JBS: I would say transforming from fee-for-service to value-based provider contracts, which over time aligns provider outcome goals with the payer, and allows more focus on members/patients and their health outcomes. Also, finding different ways to communicate and engage members (such as SMS messaging, email or in-home visits) to improve their health status and comply with their doctor’s plan of care. Finally, fine-tuning member incentive programs to maximize compliance with recognized screenings that are the underpinnings of the clinical portion of the Stars program for MA.

OWH: What initiatives have you seen be most impactful to your success this year?

DF: Highmark has developed a unique set of capabilities to better engage members, pharmacies and providers across the spectrum of care with respect to Med Adherence. As part of our efforts, we have found that the barriers to adherence are often non-clinical in nature. Specifically, access to pharmacies, physicians, and/or economic challenges are often the primary barrier to adherence. Highmark has created an analytics model identifying who will likely become non-adherent, as well as member willingness to engage and through what channel. This has driven our Med Adherence performance higher year-over-year for the past several cycles, which is so important to the overall health plan Star rating considering that these three measures are all triple weighted. 

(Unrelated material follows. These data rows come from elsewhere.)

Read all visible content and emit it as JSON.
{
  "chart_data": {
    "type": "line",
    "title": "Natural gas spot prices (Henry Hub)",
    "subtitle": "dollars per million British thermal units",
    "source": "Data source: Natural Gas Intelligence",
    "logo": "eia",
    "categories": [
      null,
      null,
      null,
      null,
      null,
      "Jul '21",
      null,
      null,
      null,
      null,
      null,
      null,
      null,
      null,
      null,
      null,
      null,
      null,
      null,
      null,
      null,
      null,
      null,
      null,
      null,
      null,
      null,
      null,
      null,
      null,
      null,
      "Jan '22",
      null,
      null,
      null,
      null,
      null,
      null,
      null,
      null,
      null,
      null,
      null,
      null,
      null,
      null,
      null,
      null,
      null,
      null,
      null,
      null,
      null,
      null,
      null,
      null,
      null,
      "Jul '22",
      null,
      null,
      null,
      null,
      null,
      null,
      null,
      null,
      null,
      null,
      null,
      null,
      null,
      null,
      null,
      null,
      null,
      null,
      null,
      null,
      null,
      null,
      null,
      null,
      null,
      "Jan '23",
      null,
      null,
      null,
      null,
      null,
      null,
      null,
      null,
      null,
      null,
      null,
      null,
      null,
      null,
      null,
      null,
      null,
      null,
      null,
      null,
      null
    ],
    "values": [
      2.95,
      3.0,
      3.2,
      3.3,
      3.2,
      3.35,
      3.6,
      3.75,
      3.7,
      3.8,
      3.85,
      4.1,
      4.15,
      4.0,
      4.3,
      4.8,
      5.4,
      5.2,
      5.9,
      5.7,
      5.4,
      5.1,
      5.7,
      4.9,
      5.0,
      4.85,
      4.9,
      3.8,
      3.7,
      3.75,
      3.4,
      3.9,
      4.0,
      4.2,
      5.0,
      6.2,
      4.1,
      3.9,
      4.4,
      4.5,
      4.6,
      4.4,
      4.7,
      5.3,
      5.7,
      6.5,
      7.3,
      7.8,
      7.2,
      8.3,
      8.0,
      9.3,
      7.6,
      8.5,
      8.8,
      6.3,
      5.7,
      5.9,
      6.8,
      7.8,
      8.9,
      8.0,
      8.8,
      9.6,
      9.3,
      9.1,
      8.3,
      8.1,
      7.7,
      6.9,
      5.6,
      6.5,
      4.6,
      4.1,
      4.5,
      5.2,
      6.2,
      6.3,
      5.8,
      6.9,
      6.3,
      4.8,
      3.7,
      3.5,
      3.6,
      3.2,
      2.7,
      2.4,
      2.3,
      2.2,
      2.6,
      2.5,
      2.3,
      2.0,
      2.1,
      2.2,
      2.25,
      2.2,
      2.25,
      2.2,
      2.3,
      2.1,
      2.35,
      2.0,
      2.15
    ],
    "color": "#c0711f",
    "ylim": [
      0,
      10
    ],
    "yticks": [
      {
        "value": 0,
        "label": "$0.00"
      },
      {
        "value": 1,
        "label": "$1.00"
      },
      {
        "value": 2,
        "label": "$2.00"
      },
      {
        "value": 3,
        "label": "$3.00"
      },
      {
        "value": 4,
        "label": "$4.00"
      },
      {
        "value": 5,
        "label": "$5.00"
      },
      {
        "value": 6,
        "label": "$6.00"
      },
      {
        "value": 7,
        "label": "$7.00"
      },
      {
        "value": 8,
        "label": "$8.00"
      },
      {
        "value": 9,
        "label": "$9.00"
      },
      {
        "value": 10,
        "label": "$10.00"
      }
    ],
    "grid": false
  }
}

JBS: Each of these played a role in our success:

  • Personalized member scorecards, which go out to all members twice annually and highlight gaps open and closed along with health and wellness information.
  • Expansion of electronic clinical data exchange for lab and EMR data.
  • Tiered reimbursement for providers completing a Provider Assessment Form (PAF).
  • Quality Outcomes agreements coupled with value-based contracting for providers.
  • Insourced, dedicated member outreach team staffed with both customer service representatives and pharmacy technicians.
  • In-home vendor options for HEDIS gaps to supplement in-office testing.

OWH: What surprised you in this year’s scores?

DF: It is interesting, that although the number of health plans that reached 4+ Stars over the last two years has remained relatively flat, the players who have reached 4 Stars have changed. Many Blue Health Plans and non-profits have been gaining significant ground over the last couple of performance cycles, and some of the very well capitalized, for-profit nationals have seen a drop in performance. It will be interesting to see if some of these for-profits can change this trajectory or not. Either way, given the strong performance across the industry over the last few years, we expect that CMS will begin to change the standards of performance in relatively short order.

JBS: We did not anticipate the 3- and 4-Star cut points for the medication adherence measures to change as drastically as they did. Also, we were able to benefit from excluding the quality improvement measures from the final calculation of the overall Star ratings, for already high-performing plans.